ざわめき
伸ばした手は空を切る。
それは掴めない紫の霧。
「なんだこれは」
思わず冬子は口を開く。
それは見たことのないような濃度の霧だった。
「これは良くないタイミングですね」
淡々と相馬が言う。
「いや、不孝中の幸いかもしれぞ。生徒達はみな、テントの中だ」
少し冬子は考える。
「ジュリ、慌てず慎重に行動しろ。他のクラスの実行委員を集めて、避難指示を出せ。教員にも連絡をして、誘導させろ。ここから一番近いシェルターをスレイブに探させ、各生徒のスレイブにも情報を飛ばせ。避難は迅速にだが、パニックを起こさぬように。人員が足りなければ私達の親衛隊も使え。

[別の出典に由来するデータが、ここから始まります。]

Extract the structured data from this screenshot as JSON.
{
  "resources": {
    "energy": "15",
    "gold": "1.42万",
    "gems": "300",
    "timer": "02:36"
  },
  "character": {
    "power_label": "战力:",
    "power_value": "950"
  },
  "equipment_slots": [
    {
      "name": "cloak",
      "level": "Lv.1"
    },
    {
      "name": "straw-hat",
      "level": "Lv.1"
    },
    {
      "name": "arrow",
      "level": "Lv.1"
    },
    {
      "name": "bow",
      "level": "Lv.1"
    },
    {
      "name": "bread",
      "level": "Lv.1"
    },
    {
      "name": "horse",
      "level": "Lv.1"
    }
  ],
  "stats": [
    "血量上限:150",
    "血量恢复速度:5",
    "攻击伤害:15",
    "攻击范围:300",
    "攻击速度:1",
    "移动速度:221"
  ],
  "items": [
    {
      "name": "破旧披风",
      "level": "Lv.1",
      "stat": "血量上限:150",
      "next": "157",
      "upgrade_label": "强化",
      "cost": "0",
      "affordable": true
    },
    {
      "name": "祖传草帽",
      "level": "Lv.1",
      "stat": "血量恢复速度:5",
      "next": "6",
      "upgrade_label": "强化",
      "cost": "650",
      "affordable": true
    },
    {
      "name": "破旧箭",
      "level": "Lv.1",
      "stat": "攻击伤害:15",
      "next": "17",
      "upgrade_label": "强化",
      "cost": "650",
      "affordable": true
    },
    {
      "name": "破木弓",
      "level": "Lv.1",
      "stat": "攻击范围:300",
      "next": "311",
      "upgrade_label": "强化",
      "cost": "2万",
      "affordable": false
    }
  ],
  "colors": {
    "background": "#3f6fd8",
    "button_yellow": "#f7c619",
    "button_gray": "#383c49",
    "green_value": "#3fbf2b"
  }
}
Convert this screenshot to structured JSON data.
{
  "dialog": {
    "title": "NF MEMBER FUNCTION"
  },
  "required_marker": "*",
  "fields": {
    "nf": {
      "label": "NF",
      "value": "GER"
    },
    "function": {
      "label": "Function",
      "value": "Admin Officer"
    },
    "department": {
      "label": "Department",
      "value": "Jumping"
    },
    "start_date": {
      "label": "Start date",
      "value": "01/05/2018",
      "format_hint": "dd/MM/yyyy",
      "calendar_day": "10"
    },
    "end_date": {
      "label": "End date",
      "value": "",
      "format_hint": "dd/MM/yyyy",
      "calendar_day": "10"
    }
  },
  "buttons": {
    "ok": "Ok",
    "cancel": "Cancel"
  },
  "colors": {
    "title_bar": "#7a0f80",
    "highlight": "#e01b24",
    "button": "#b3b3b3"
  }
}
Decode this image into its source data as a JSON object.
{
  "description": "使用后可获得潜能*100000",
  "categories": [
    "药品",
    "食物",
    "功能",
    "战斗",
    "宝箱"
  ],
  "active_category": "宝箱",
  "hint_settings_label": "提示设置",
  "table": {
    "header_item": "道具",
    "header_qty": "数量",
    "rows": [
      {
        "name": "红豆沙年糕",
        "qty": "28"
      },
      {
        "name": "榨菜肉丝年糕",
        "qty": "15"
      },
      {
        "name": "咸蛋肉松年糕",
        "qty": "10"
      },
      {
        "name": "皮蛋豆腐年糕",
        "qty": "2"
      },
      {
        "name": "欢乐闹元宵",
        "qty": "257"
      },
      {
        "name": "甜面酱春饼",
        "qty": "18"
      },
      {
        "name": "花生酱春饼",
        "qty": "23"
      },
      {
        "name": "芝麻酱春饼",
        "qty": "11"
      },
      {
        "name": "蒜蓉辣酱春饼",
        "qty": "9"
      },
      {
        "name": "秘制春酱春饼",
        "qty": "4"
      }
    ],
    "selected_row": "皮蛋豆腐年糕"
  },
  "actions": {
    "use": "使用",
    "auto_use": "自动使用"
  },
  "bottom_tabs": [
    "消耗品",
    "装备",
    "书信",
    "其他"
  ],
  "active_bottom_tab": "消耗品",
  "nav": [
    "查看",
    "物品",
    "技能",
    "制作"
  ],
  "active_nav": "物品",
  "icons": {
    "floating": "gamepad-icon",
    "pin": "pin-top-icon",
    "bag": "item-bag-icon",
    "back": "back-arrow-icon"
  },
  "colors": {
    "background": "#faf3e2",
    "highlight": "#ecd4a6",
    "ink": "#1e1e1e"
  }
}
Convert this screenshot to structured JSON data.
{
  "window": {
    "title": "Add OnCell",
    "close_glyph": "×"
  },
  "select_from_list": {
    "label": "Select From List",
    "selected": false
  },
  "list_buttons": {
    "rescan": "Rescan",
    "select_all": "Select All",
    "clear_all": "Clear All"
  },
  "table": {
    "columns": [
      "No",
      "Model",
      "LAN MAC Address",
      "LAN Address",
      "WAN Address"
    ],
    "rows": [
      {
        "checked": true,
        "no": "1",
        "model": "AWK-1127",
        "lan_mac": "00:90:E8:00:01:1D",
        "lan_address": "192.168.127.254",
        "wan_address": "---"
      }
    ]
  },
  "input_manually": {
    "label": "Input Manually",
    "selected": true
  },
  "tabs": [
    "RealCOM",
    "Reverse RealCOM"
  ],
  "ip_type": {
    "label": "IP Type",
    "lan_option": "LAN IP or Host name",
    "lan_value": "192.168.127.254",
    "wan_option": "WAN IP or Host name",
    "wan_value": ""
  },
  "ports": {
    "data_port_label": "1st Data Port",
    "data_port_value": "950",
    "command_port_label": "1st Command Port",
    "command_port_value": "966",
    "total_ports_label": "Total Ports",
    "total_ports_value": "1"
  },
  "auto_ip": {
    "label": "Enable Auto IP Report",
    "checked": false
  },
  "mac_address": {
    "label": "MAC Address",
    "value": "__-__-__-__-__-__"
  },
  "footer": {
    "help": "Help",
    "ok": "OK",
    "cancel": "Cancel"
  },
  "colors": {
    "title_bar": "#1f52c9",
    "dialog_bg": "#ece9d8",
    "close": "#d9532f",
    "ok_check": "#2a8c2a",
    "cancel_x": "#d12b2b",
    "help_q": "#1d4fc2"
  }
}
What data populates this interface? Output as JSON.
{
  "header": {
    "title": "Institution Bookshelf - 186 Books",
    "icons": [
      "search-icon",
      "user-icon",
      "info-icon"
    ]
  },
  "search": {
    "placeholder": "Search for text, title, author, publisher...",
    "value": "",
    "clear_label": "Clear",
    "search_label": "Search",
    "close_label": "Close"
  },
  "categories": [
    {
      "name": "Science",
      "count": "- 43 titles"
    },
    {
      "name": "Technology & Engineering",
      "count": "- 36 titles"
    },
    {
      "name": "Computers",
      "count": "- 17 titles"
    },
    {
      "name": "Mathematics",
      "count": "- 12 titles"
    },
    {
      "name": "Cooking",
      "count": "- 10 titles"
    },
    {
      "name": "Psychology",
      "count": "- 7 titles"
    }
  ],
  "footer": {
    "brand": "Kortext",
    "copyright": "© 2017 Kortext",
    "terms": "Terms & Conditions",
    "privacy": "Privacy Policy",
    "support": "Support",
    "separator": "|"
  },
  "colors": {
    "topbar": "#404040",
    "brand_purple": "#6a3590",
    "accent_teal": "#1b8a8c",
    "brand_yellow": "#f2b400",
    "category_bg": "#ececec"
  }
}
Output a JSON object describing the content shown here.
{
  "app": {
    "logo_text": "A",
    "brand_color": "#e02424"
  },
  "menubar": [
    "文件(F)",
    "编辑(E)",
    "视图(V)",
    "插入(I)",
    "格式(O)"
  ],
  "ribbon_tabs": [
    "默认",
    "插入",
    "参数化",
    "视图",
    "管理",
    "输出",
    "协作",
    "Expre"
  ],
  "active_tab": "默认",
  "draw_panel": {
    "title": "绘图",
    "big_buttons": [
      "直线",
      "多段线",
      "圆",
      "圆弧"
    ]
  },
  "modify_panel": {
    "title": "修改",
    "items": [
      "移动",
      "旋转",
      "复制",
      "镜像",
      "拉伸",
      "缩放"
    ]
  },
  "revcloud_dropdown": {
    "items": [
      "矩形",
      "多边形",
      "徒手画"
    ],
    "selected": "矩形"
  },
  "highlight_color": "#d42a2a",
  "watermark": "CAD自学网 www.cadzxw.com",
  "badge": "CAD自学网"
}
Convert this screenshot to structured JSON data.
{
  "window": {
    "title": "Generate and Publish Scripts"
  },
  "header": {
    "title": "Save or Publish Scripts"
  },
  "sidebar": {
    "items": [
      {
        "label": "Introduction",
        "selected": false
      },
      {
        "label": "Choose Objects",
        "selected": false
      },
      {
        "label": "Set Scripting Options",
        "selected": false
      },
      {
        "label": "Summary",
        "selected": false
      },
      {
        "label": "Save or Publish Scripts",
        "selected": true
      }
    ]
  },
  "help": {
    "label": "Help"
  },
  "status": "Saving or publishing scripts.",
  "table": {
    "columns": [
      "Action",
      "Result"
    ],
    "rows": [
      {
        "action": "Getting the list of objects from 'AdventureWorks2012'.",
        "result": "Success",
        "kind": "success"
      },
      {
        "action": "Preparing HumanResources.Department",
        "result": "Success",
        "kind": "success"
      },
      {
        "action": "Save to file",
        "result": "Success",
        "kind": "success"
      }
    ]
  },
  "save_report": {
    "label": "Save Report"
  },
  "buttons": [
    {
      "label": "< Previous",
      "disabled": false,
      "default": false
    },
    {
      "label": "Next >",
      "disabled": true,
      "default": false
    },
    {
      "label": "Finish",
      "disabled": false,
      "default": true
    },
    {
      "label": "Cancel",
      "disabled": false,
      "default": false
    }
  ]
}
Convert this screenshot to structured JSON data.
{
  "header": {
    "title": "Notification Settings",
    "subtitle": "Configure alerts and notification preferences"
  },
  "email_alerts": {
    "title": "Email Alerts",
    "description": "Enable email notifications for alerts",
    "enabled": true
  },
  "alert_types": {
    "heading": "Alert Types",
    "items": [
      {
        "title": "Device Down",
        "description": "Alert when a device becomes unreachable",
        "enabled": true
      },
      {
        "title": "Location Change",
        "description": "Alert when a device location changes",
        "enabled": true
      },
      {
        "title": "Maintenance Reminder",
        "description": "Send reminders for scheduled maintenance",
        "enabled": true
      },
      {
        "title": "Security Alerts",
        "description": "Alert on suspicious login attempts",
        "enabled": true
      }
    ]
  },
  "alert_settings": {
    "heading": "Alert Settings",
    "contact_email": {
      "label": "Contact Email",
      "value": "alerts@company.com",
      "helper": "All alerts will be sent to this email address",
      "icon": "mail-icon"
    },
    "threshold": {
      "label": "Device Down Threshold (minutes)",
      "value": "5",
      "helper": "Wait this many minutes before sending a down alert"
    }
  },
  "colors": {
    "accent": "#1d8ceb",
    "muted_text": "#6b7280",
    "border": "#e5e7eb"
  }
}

任せられるか?」
「仰せのままに」
ひざまずいて、ジュリは命令を受けいれる。
「冬子様はどうされるのですか?」
「私は宇宙船に行く。あの規模の宇宙船だ。この霧に気が付いていない可能性がある。奴らも連れてシェルターに避難する」
叫びながら冬子は走り始める。
この霧は非常に有毒である。
我々の体は頑丈ではあるが、それでも人間種の派生。この霧が、影響がないとは言い切れない。あまり晒されればわからないだろう。
まだ霧が広がる前に避難させなくては。
宇宙船の中は安全ではあるが、霧が濃くなり出る機会を失いかねない。今度は、別の危険がある。
日本政府に見つかるという危険が。
久しく忘れていた。ざわざわという焦燥感に冬子は襲われたのだった。